Годы революции и гражданской войны были для Пришвина «тьмой распятия», и всю жизнь отрицавший, не принимавший идеи Голгофского христианства, Пришвин глубоко страдал и по-прежнему проповедовал идею воскресения. Это был его своеобразный духовный бунт, упрямство природного человека, охотника, не привыкшего уступать трудностям и верить в конечную победу.

«Цветы из-под снега. Ленин — чучело. Вот и нужно теперь, и это есть единственная задача постигнуть, как из безликого является личное, как из толпы покажется вождь, из корня, погребенного под снегом, вырастут цветы».

Вспоминая о той поре, один из пришвинских учеников, будущий партийный работник и узник ГУЛАГа, судя по всему очень душевный и добрый человек, Н. И. Дедков написал, что

«душа Пришвина была не с нами. Он делил ее между нами и смоленскими лесами и, безусловно, не в нашу пользу».

Но, видимо, не только с лесами он ее делил — в большей степени со своими мыслями, сомнениями, надеждами и верой.

И было еще одно тяжкое и очень существенное обстоятельство, испытание — это его отношение к крестьянству и с крестьянством, о чем по понятным причинам говорилось очень мало и глухо.
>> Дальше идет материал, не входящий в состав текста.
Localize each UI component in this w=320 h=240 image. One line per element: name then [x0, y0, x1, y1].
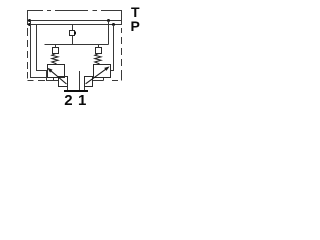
valve L lower box — [59, 77, 68, 87]
T line — [27, 20, 122, 22]
enclosure dashed border bottom — [28, 80, 119, 82]
valve R pilot piston — [96, 48, 102, 54]
component X1 plug square — [70, 31, 75, 36]
wire T-branch right down to pilot line — [108, 21, 110, 45]
wire stub under left envelope — [53, 78, 55, 81]
wire middle drop — [79, 71, 81, 91]
wire V2 P-branch staircase to left valve inlet — [37, 25, 59, 81]
wire P-branch right down to right valve side — [111, 25, 114, 71]
wire V1 T-branch down to left valve outlet — [31, 21, 48, 78]
wire port 2 drop — [67, 86, 69, 91]
valve L spring — [52, 54, 58, 64]
enclosure dashed border right — [121, 11, 123, 81]
P line — [27, 24, 122, 26]
mounting face bar — [64, 90, 88, 92]
node T-left — [28, 19, 31, 22]
node P-right — [112, 23, 115, 26]
wire port 1 drop — [84, 86, 86, 91]
valve R lower box — [85, 77, 93, 87]
node T-right — [107, 19, 110, 22]
svg-text:2: 2 — [64, 92, 72, 109]
valve L envelope — [48, 65, 65, 78]
svg-text:P: P — [131, 18, 140, 34]
valve L pilot piston stub — [55, 45, 57, 48]
valve L arrow — [49, 69, 67, 84]
wire stub under right envelope — [93, 78, 104, 81]
valve R envelope — [94, 65, 111, 78]
valve R arrow — [86, 67, 109, 84]
node P-left — [28, 23, 31, 26]
valve L pilot piston — [53, 48, 59, 54]
component X1 plug nub — [74, 32, 76, 35]
valve R spring — [95, 54, 101, 64]
component X1 plug stubs — [72, 25, 74, 45]
wire pilot line across — [45, 44, 109, 46]
enclosure dashed border top — [27, 10, 122, 12]
svg-text:1: 1 — [78, 92, 86, 109]
enclosure dashed border left — [27, 11, 29, 79]
valve R pilot piston stub — [98, 45, 100, 48]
«Пришвин перебирается на родину жены, в смоленскую деревню под Дорогобужем. Но и там он не был принят в нарушенный революцией прежний крестьянский мир»,

— вот и все, что могла лаконично сказать об этом Валерия Дмитриевна Пришвина в своей статье, предваряющей восьмитомное собрание сочинений писателя.
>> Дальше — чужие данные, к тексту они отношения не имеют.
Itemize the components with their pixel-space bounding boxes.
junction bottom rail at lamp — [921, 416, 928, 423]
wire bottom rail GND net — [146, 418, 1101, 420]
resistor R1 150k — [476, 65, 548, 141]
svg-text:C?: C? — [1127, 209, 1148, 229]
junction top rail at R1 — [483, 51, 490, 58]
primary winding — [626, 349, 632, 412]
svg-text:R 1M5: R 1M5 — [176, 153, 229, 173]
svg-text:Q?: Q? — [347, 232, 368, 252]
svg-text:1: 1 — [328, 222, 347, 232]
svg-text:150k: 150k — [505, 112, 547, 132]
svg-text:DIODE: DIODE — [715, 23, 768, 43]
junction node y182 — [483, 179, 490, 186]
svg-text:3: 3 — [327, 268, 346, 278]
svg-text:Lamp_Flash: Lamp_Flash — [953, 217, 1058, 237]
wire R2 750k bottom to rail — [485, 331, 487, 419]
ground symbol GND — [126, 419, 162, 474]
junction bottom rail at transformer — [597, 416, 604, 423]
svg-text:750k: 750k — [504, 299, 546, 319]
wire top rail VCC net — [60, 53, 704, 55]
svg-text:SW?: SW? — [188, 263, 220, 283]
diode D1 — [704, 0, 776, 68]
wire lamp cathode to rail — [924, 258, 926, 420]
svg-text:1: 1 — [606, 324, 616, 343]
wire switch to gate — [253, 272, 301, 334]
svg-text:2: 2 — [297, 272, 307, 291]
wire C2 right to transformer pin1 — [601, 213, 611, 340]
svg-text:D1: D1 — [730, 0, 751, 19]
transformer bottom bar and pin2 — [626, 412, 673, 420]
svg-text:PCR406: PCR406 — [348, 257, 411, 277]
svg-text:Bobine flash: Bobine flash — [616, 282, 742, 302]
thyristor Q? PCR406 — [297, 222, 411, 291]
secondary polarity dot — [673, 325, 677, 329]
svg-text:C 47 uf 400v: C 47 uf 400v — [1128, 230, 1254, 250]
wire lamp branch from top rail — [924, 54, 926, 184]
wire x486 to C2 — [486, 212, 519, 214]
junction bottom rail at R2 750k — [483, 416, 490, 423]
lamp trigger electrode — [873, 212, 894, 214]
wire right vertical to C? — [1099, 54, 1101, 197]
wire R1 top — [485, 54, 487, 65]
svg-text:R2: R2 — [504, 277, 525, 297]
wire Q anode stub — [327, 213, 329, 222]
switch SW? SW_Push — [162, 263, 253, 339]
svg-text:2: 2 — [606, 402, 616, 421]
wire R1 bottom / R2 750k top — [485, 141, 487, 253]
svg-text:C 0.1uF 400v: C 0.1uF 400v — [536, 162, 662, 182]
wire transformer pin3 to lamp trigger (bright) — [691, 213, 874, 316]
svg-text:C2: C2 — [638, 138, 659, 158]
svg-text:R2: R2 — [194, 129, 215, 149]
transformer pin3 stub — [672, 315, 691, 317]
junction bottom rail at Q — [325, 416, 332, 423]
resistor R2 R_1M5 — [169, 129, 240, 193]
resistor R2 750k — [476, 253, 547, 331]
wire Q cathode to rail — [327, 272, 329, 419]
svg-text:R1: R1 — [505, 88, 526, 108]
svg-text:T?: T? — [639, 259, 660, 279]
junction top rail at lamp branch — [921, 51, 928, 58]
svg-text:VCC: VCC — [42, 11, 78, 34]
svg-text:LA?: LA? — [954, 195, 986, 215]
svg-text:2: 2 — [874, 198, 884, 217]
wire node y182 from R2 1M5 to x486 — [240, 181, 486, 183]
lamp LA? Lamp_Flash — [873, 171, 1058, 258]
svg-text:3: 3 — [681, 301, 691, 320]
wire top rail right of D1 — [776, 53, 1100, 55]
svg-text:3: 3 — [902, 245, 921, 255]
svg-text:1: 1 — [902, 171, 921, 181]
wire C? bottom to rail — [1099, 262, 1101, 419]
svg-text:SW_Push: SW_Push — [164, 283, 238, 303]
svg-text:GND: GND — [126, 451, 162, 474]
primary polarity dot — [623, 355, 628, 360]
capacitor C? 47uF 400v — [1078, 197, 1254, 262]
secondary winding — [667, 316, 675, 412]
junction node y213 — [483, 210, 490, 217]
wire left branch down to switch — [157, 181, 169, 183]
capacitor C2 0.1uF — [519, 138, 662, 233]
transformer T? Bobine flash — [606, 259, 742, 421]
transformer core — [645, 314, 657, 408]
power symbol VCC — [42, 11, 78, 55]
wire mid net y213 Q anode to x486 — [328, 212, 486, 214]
Учительскую семью на Смоленщине и впрямь встретили мрачно. Свободной от лесов земли в округе было мало, крестьяне боялись, что Ефросинья Павловна, как уроженка здешних мест, потребует надел на всех едоков, не желали сдавать жилье и объявили пришельцу бойкот. Пока было лето, родители с двумя детьми обитали в лесном сенном сарае, а потом перебрались во дворец, где до того времени уже успели перебывать детская колония, клуб, театр и ссыпной пункт. Но жизнь во дворце была совсем не барская.
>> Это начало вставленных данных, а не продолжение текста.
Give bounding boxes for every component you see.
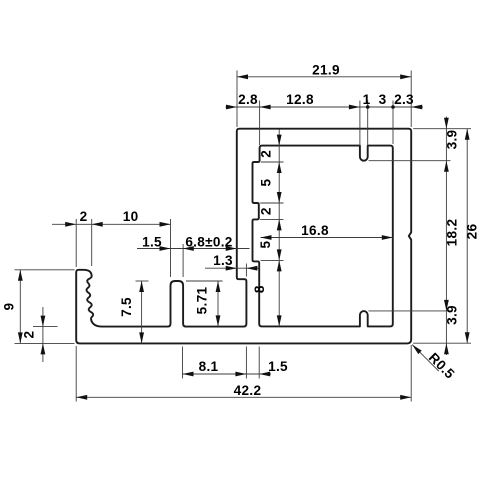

«Несем с Левой из лесу дрова, встречаются мужики. „Что же, — говорят, — каждый день так на себе носите?“ И захохотали сатанинским хохотом. Лева сказал: „Мало их били!“ Какое скрыто в мужике презрение к физическому труду, к тому, чем он ежедневно занимается, и сколько злобы против тех, кто это не делал, и какая злая радость, что вот он видит образованного человека с дровами. „Мужики“ — это адское понятие, среднее между чертом и быком».

Уже несколько лет подряд Пришвин практически безвылазно жил среди крестьян, и чем лучше их узнавал, тем выше становился его счет к ним, более жесткие выносились оценки, и при этом претензии он предъявлял, как и в 1917 году, не с традиционной интеллигентской точки зрения, где смешивались в разных пропорциях чувства ксенофобии, вины и идеализации народа, что отчасти и отразил знаменитый сборник начала века «Вехи», а со взыскующей гражданской позиции: «Гражданская тоска: неужели, в конце концов, Семашко, когда жил в деревне доктором, „все презирал в ней и ненавидел“ и был прав, для жизни — тут нет ничего. Похороны — красивейший обряд русского народа, и славен русский народ только тем, что умеет умирать».

А вот пережив голодные елецкие годы:

«Между прочим, вспоминая прошлое, как это курьезно сопоставить то чувство негодования, когда узнавал, вот такого-то мужика большевики, вымогая сознание в своих деньгах для чрезвычайного налога, опускали в прорубь, и когда мужик измучит тебя своей алчностью при менке пиджака на дрова, скажешь: „Ну и хорошо же, что большевик окунул тебя, зверя, в холодную воду“».

А затем под Смоленском:

«Деревня — мешок злобно стукающих друг о друга костей».